In South Korea Thursday a court acquitted a Japanese journalist of criminal defamation for reporting that President Park Geun-hye was involved in an illicit tryst at the time a deadly ferry accident occurred last year.
The journalist’s prosecution had drawn criticism from human rights and press advocacy groups concerned about the erosion of free speech in South Korea.
After the not guilty verdict was announced the defendant Tatsuya Kato, the former Seoul bureau chief for the Japanese newspaper Sankei, expressed no sense of satisfaction after his yearlong legal battle.
“The result of the trial was very obvious and I do not have any special emotion,” he said.
The case was based on an article Kato wrote last year suggesting that President Park, who is not married, was absent for seven hours during the Sewol ferry disaster because she was engaged in an romantic liaison with a married aide.
Prosecutors had said Kato’s article was based on false facts and requested an 18-month prison term.
Kato maintains that he was targeted by the prosecution and defended his actions saying that the news story served the public’s interest.
“I want to point out that the process was unfair and discriminatory from the start of the investigation,” he said.
Prior to the verdict, Foreign Ministry spokesman Cho June-hyuck said his office had contacted the prosecutor to ask for clemency.
The Sewol ferry capsized during a voyage to the island of Jeju in April of 2014. More than 300 passengers, many of them high school students, died.
Park’s business-friendly government was criticized for lax enforcement of public safety to bolster economic development. Her public approval rating dropped during the Sewol accident from 50 percent to 29 percent.
Some of president’s critics have voiced concerns that in pressing the case against Kato, Park abused the law to protect her image.
The controversial criminal defamation statute along with the national security law that authorizes the government to censor the media was intended to counter North Korean espionage and propaganda.
Free speech advocates have denounced criminal defamation laws as working against the public interest by deterring people from speaking out against misconduct by public officials.
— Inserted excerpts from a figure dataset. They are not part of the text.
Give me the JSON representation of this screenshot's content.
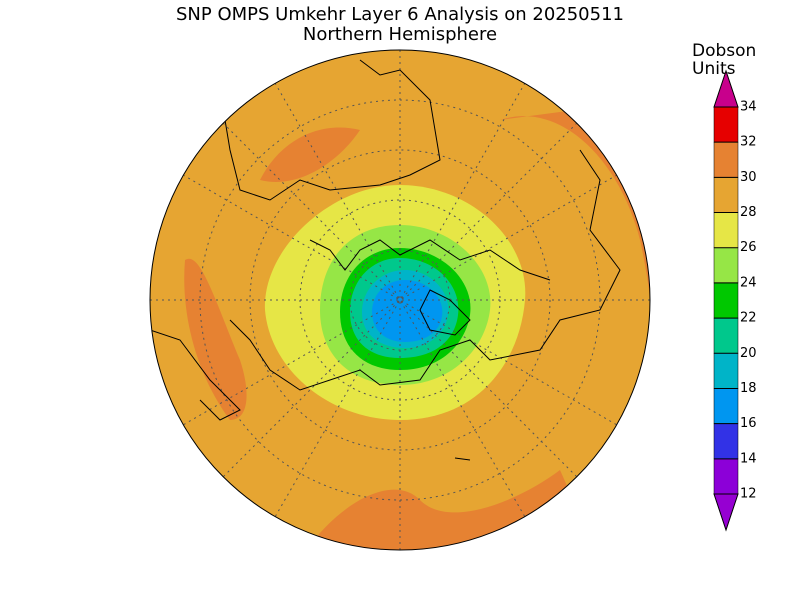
{
  "header": {
    "title": "SNP OMPS Umkehr Layer 6 Analysis on 20250511",
    "subtitle": "Northern Hemisphere"
  },
  "colorbar": {
    "label_lines": [
      "Dobson",
      "Units"
    ],
    "ticks": [
      12,
      14,
      16,
      18,
      20,
      22,
      24,
      26,
      28,
      30,
      32,
      34
    ],
    "colors": [
      "#8c00d8",
      "#3232e6",
      "#0096f0",
      "#00b4c8",
      "#00c88c",
      "#00c800",
      "#96e646",
      "#e6e646",
      "#e6a532",
      "#e68232",
      "#e60000"
    ],
    "under_color": "#9600d2",
    "over_color": "#c8008c"
  }
}
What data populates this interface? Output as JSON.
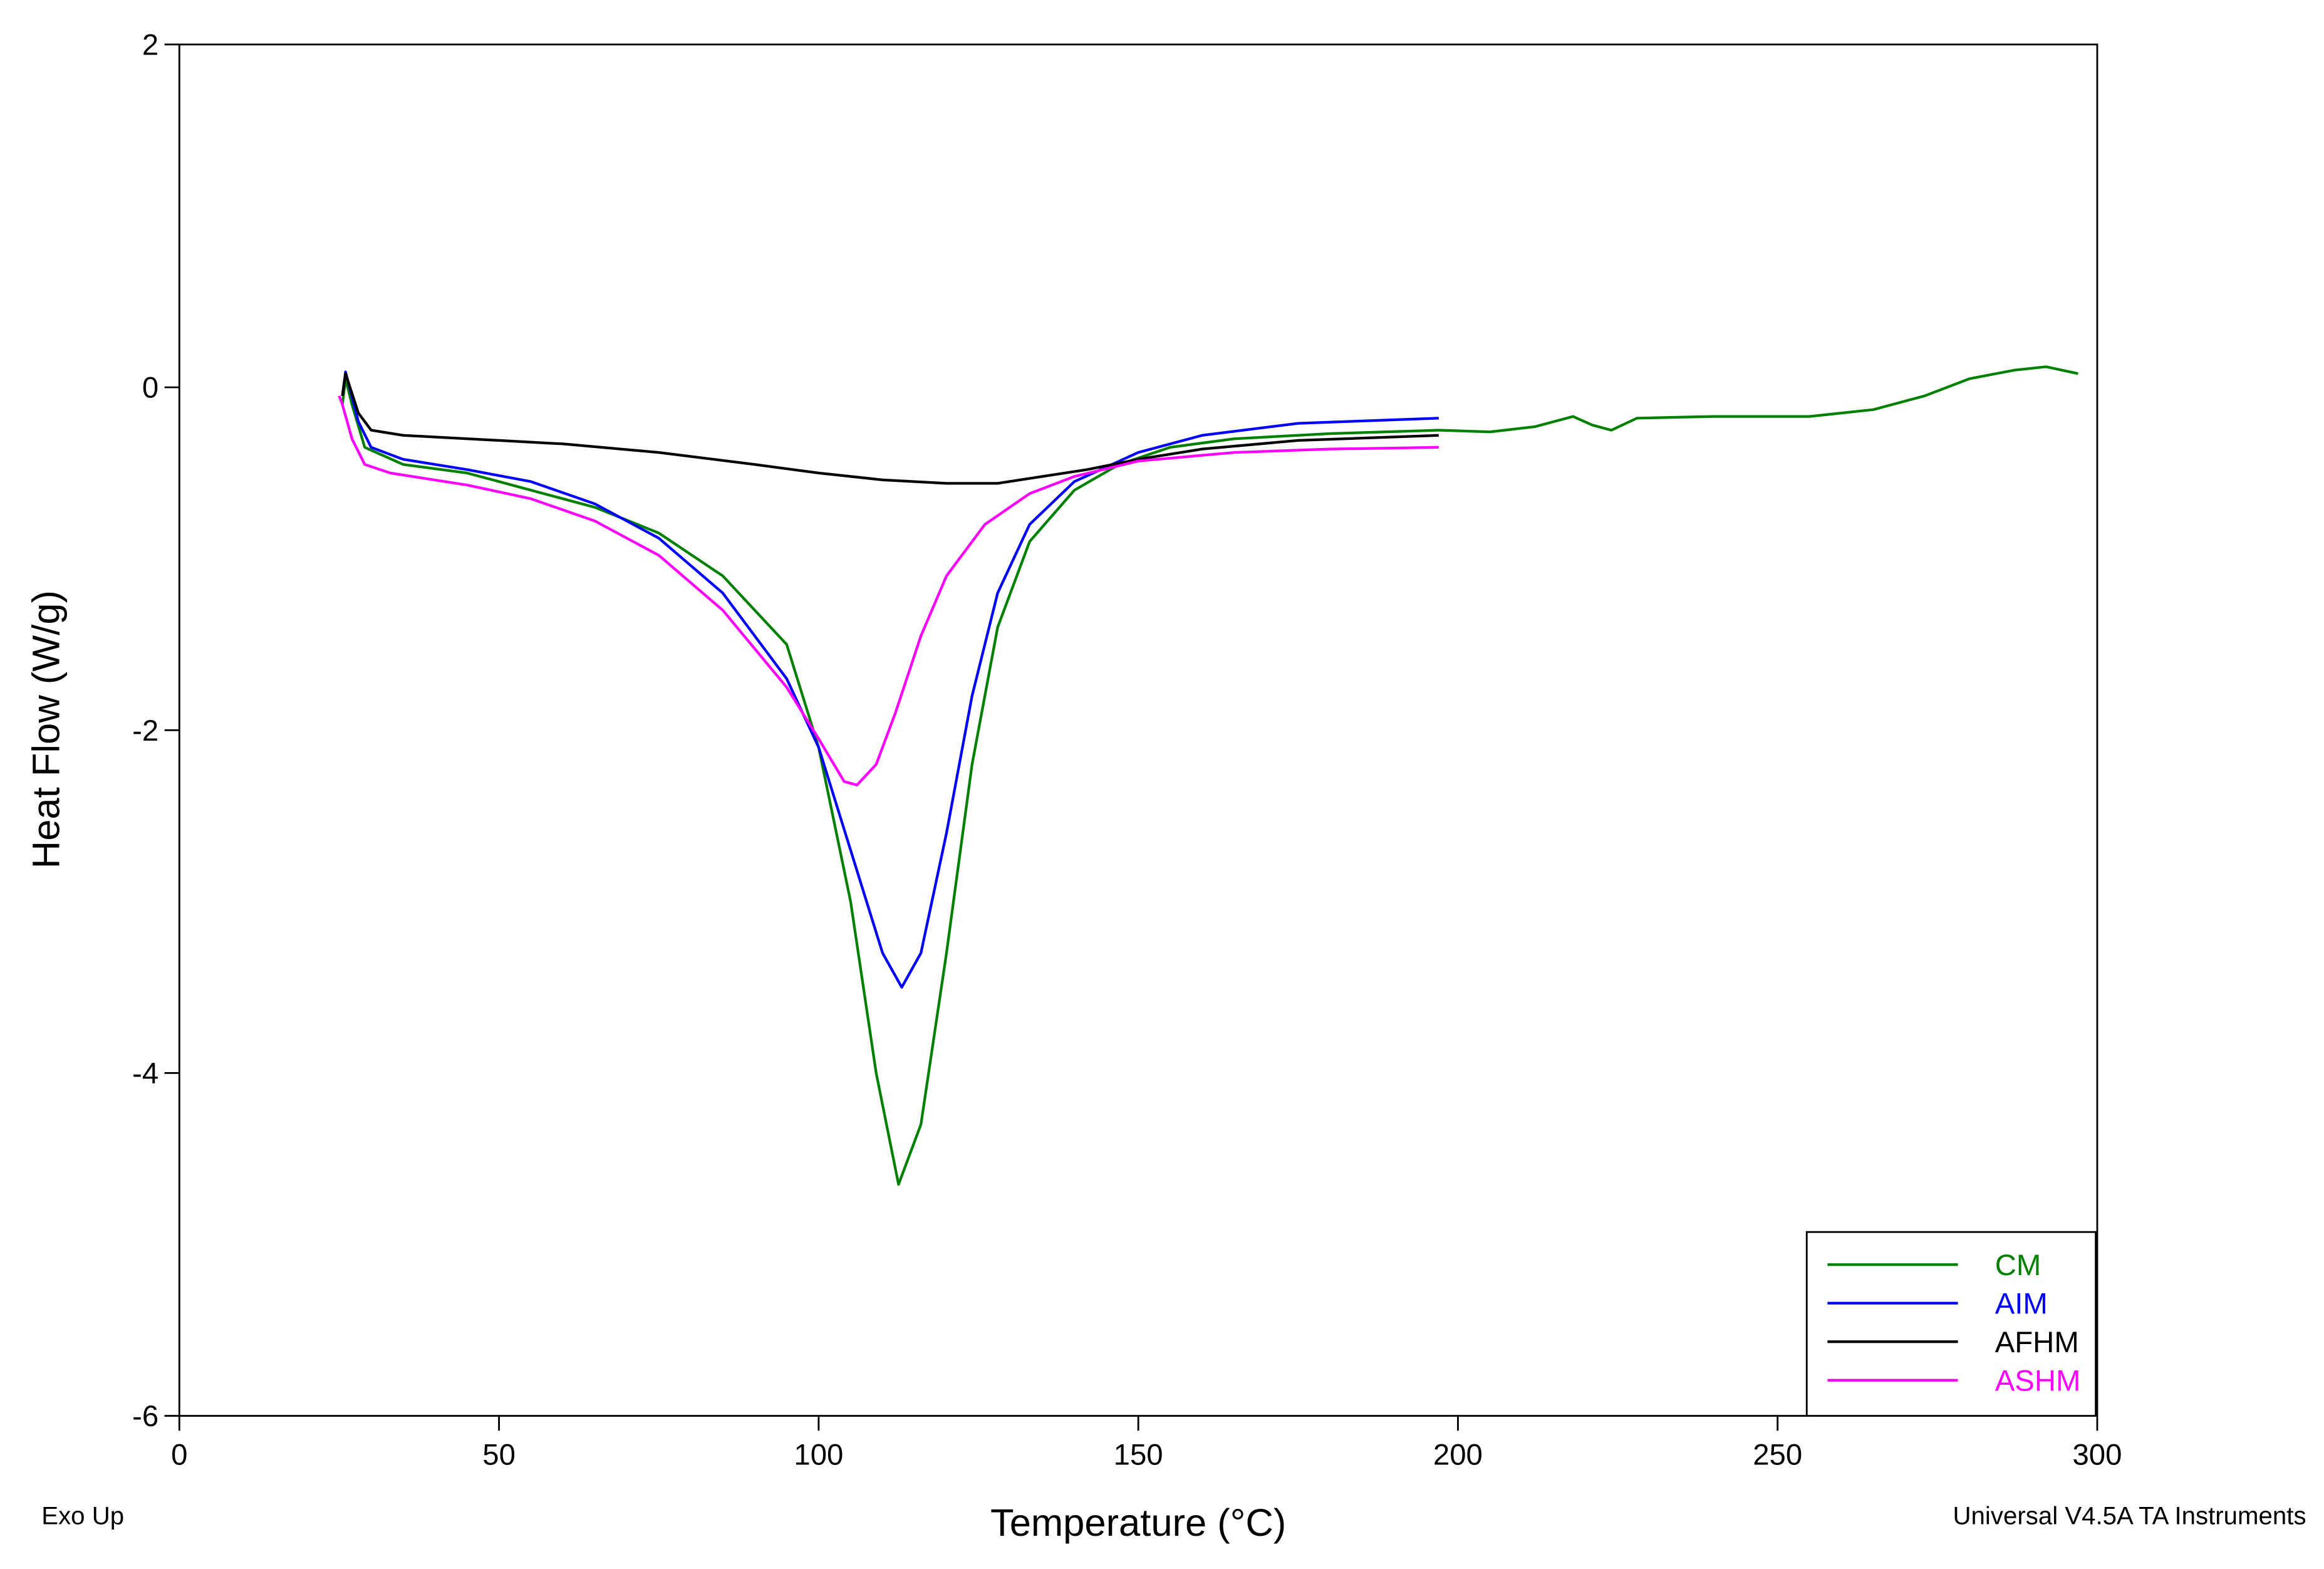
{
  "chart_data": {
    "type": "line",
    "xlabel": "Temperature (°C)",
    "ylabel": "Heat Flow (W/g)",
    "xlim": [
      0,
      300
    ],
    "ylim": [
      -6,
      2
    ],
    "xticks": [
      0,
      50,
      100,
      150,
      200,
      250,
      300
    ],
    "yticks": [
      -6,
      -4,
      -2,
      0,
      2
    ],
    "legend_position": "lower right",
    "footer_left": "Exo Up",
    "footer_right": "Universal V4.5A TA Instruments",
    "series": [
      {
        "name": "CM",
        "color": "#008000",
        "x": [
          25.5,
          26,
          27,
          29,
          35,
          45,
          50,
          55,
          65,
          75,
          85,
          95,
          100,
          105,
          109,
          112.5,
          116,
          120,
          124,
          128,
          133,
          140,
          147,
          155,
          165,
          180,
          197,
          205,
          212,
          218,
          221,
          224,
          228,
          240,
          255,
          265,
          273,
          280,
          287,
          292,
          297
        ],
        "values": [
          -0.1,
          0.05,
          -0.1,
          -0.35,
          -0.45,
          -0.5,
          -0.55,
          -0.6,
          -0.7,
          -0.85,
          -1.1,
          -1.5,
          -2.1,
          -3.0,
          -4.0,
          -4.65,
          -4.3,
          -3.3,
          -2.2,
          -1.4,
          -0.9,
          -0.6,
          -0.45,
          -0.35,
          -0.3,
          -0.27,
          -0.25,
          -0.26,
          -0.23,
          -0.17,
          -0.22,
          -0.25,
          -0.18,
          -0.17,
          -0.17,
          -0.13,
          -0.05,
          0.05,
          0.1,
          0.12,
          0.08
        ]
      },
      {
        "name": "AIM",
        "color": "#0000ff",
        "x": [
          25.5,
          26,
          28,
          30,
          35,
          45,
          55,
          65,
          75,
          85,
          95,
          100,
          105,
          110,
          113,
          116,
          120,
          124,
          128,
          133,
          140,
          150,
          160,
          175,
          197
        ],
        "values": [
          -0.05,
          0.09,
          -0.2,
          -0.35,
          -0.42,
          -0.48,
          -0.55,
          -0.68,
          -0.88,
          -1.2,
          -1.7,
          -2.1,
          -2.7,
          -3.3,
          -3.5,
          -3.3,
          -2.6,
          -1.8,
          -1.2,
          -0.8,
          -0.55,
          -0.38,
          -0.28,
          -0.21,
          -0.18
        ]
      },
      {
        "name": "AFHM",
        "color": "#000000",
        "x": [
          25.5,
          26,
          28,
          30,
          35,
          50,
          60,
          75,
          90,
          100,
          110,
          120,
          128,
          135,
          142,
          150,
          160,
          175,
          197
        ],
        "values": [
          -0.05,
          0.08,
          -0.15,
          -0.25,
          -0.28,
          -0.31,
          -0.33,
          -0.38,
          -0.45,
          -0.5,
          -0.54,
          -0.56,
          -0.56,
          -0.52,
          -0.48,
          -0.42,
          -0.36,
          -0.31,
          -0.28
        ]
      },
      {
        "name": "ASHM",
        "color": "#ff00ff",
        "x": [
          25,
          25.5,
          27,
          29,
          33,
          45,
          55,
          65,
          75,
          85,
          95,
          100,
          104,
          106,
          109,
          112,
          116,
          120,
          126,
          133,
          140,
          150,
          165,
          180,
          197
        ],
        "values": [
          -0.05,
          -0.1,
          -0.3,
          -0.45,
          -0.5,
          -0.57,
          -0.65,
          -0.78,
          -0.98,
          -1.3,
          -1.75,
          -2.05,
          -2.3,
          -2.32,
          -2.2,
          -1.9,
          -1.45,
          -1.1,
          -0.8,
          -0.62,
          -0.52,
          -0.43,
          -0.38,
          -0.36,
          -0.35
        ]
      }
    ]
  }
}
In democratic societies, they argue, less harsh civil defamation laws, which award compensation for damages and don’t sentence offenders to prison, and criminal incitement laws are sufficient for protecting reputations and maintaining public order.
‘Stifles a free press’
A statement released by Phil Robertson, deputy director of Human Rights Watch’s Asia Division, expressed relief at the court decision but said “that doesn’t change the fact that South Korea’s criminal defamation law is problematic because it stifles a free press, has a chilling effect on freedom of expression, and works against the public interest by gagging critics and whistle-blowers.”
In 2011 Freedom House categorized South Korea as a “partly free” country that actively censors the media.
In 2012, the human rights organization Amnesty International called on the South Korean government to scale back or repeal the national security laws after it documented a dramatic and recent increase of cases that it said involved the government using the law in a “politically motivated attempt to silence debate.”
Journalist organizations, including Reporters Without Borders, have voiced concerns about this case and the possible chilling effect it could have on press freedom in South Korea.
Kato believes he was singled out for prosecution because his Japanese paper, the Sankei Shimbun, is aligned with the policies of Japan Prime Minister Shinzo Abe.
The trial came at a time of strained relations between Seoul and Tokyo, fueled by resentment in South Korea over Abe’s refusal to apologize and make restitution to the thousands of women forced into sex slavery by the Japanese military during World War Two.
In the last few months, the two major U.S. allies in Asia have met and agreed to work to find a peaceful resolution to their differences.